News: Trampoline safety key this summer
Story by Lance Cpl. Kasey Peacock
OKINAWA, Japan - As children take advantage of beautiful weather across Okinawa this summer, it is important to understand how to prevent injuries during outdoor recreation.
As children take advantage of beautiful weather across Okinawa this summer, it is important to understand how to prevent injuries during outdoor recreation.
The trampoline has been providing high-flying excitement for children and adults since its modernization in 1934. However, serious injuries can result from its use without proper precautions.
Common injuries resulting from trampoline accidents include bumps, bruises, knee injuries, head trauma, fractures and broken bones.
It is recommended parents provide strict safety rules for children when using a trampoline.
“The one key preventative measure which should never be overlooked is adult supervision,” said Daryl E. Avery, a supervisory safety and occupational specialist with the Marine Corps Base Installation Safety Office. “All parents should take the time to educate their kids about safety measures and help them understand life is more precious than a few minutes of risky fun.”
Trampolines must have all safety devices attached, including netting and padding. The trampoline must also be in a fenced backyard according to Tami Lucht, acting facilities chief, Department of Defense housing office at Kadena Air Base.
Another important step is to read the manufacturer’s safety and instruction manual before assembly.
“There is a very particular way to set up a trampoline,” said Gunnery Sgt. Christopher T. Manning, safety chief with Combat Logistics Regiment 37, 3rd Marine Logistics Group, III Marine Expeditionary Force. “Serious injury can result if it is not set up correctly.”

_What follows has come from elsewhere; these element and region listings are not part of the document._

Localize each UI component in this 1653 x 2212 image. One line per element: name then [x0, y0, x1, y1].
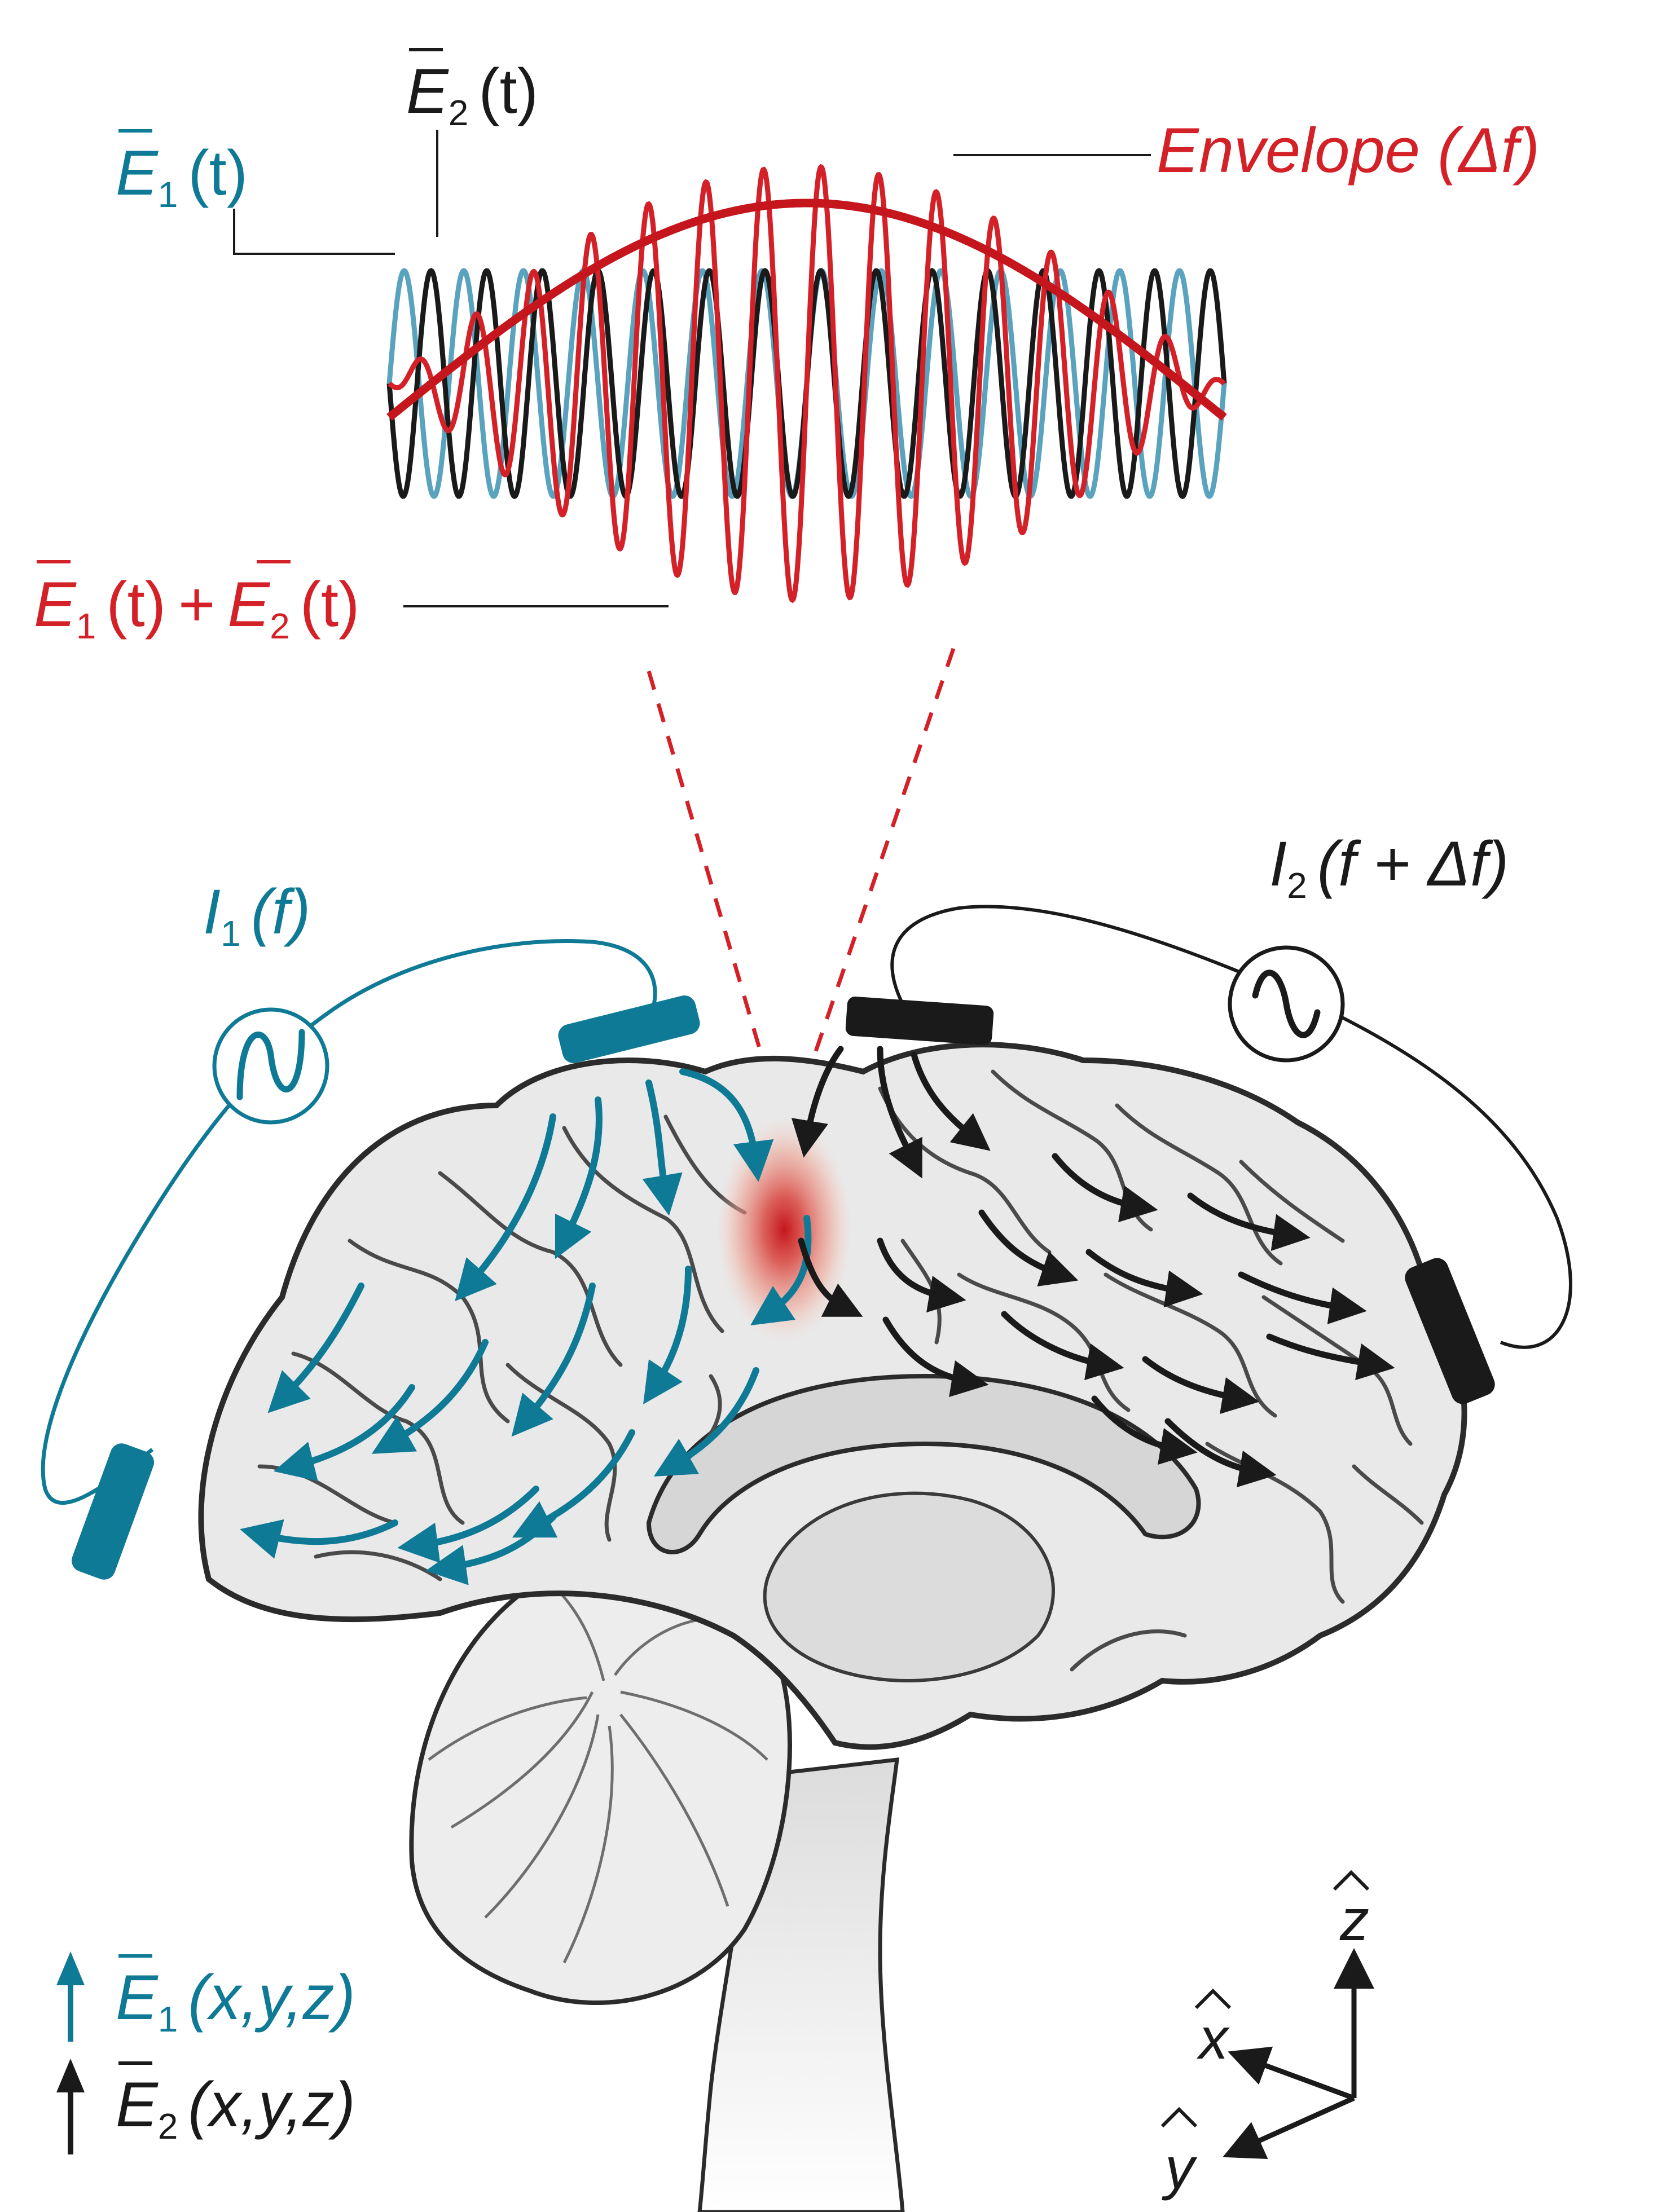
legend-e2-arrowhead: [56, 2059, 85, 2092]
x-axis-label: x: [1196, 2006, 1230, 2072]
e2-arrow: [877, 1237, 966, 1313]
gyri-lines: [257, 1069, 1424, 1672]
e1-arrow: [274, 1384, 415, 1482]
legend-e1-label: E1(x,y,z): [116, 1962, 355, 2039]
y-axis: [1223, 2095, 1355, 2160]
legend: E1(x,y,z) E2(x,y,z): [56, 1951, 355, 2154]
waveform-leaders: [233, 130, 1151, 607]
envelope-label: Envelope (Δf): [1157, 115, 1540, 186]
e1-arrow: [425, 1514, 556, 1585]
e1-arrow: [511, 1283, 596, 1437]
e2-arrow: [1001, 1311, 1124, 1381]
e1-field-arrows: [240, 1068, 812, 1585]
e1-arrow: [643, 1266, 692, 1404]
source-i1-label: I1(f): [203, 876, 310, 954]
zoom-line-right: [799, 647, 956, 1095]
thalamus: [763, 1491, 1055, 1682]
e1-arrow: [679, 1068, 774, 1182]
e2-arrow: [1266, 1333, 1395, 1381]
e1-arrow: [653, 1367, 759, 1477]
sum-label: E1(t)+E2(t): [34, 569, 359, 646]
e1-leader-line: [233, 209, 395, 255]
brain-sagittal: [198, 1042, 1467, 2212]
e1-arrow: [455, 1113, 556, 1302]
x-axis: [1228, 2046, 1355, 2101]
e1-time-label: E1(t): [116, 138, 248, 215]
e2-arrow: [1052, 1153, 1158, 1223]
e2-arrow: [882, 1316, 989, 1398]
corpus-callosum: [646, 1373, 1201, 1554]
electrode-2-right: [1405, 1258, 1495, 1404]
cerebellum: [409, 1554, 792, 2006]
e2-arrow: [1142, 1356, 1260, 1415]
e1-arrow: [267, 1283, 364, 1413]
stimulation-hotspot: [716, 1117, 852, 1342]
electrode-2-top: [845, 996, 994, 1046]
e2-arrow: [1085, 1249, 1203, 1307]
legend-e2-label: E2(x,y,z): [116, 2069, 355, 2147]
circuit-i2: [845, 905, 1572, 1404]
y-hat: [1160, 2107, 1198, 2128]
e1-arrow: [371, 1339, 489, 1454]
wire-i1: [41, 939, 657, 1505]
z-hat: [1333, 1870, 1370, 1891]
waveform-panel: [386, 164, 1227, 603]
e1-arrow: [642, 1079, 683, 1216]
e2-arrow: [978, 1209, 1079, 1286]
source-i2-label: I2(f + Δf): [1269, 829, 1509, 906]
x-hat: [1194, 1988, 1232, 2010]
z-axis-label: z: [1339, 1888, 1369, 1953]
zoom-lines: [647, 647, 956, 1095]
zoom-line-left: [647, 671, 775, 1095]
e2-field-arrows: [791, 1046, 1395, 1488]
e2-arrow: [1238, 1271, 1367, 1324]
electrode-1-top: [558, 995, 700, 1063]
e2-time-label: E2(t): [406, 56, 538, 133]
e2-arrow: [911, 1051, 991, 1151]
sine-wave-icon: [236, 1029, 305, 1100]
e2-arrow: [877, 1046, 922, 1179]
sine-wave-icon: [1252, 970, 1321, 1038]
coordinate-axes: [1223, 1948, 1374, 2160]
e1-arrow: [240, 1519, 398, 1559]
legend-e1-arrowhead: [56, 1951, 85, 1985]
circuit-i1: [41, 939, 700, 1580]
electrode-1-left: [72, 1443, 154, 1580]
e2-arrow: [1187, 1192, 1311, 1251]
e2-arrow: [1091, 1395, 1198, 1465]
e2-arrow: [791, 1046, 844, 1158]
e1-arrow: [555, 1096, 603, 1259]
e1-arrow: [397, 1486, 539, 1563]
sum-wave: [388, 164, 1226, 603]
e2-arrow: [798, 1237, 863, 1317]
envelope-curve: [386, 199, 1227, 421]
y-axis-label: y: [1162, 2136, 1198, 2201]
e1-arrow: [750, 1215, 812, 1325]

Establishing a one-child-at-a-time rule is a good way to prevent injury, as multiple jumpers increase the likelihood of collision injuries and accidental ejections, according to Avery.
“To help prevent accidents, I encourage children to jump more up and down than across the trampoline,” said Manning. “I have seen children hit objects and break arms on concrete from miscalculating their jumps.”
Be prepared for children to test the limits. Bravery can take over and they may try different things when parents are not around.
Jumping onto the trampoline from the ground or roof is not recommended. Using trampolines as a diving platform into a pool or hopping to the ground also puts children at risk for injury.
“I recommend trampolines only for children and adults who know their limits,” said Manning. “The trampoline can provide loads of summer fun for the whole family when used safely and correctly.”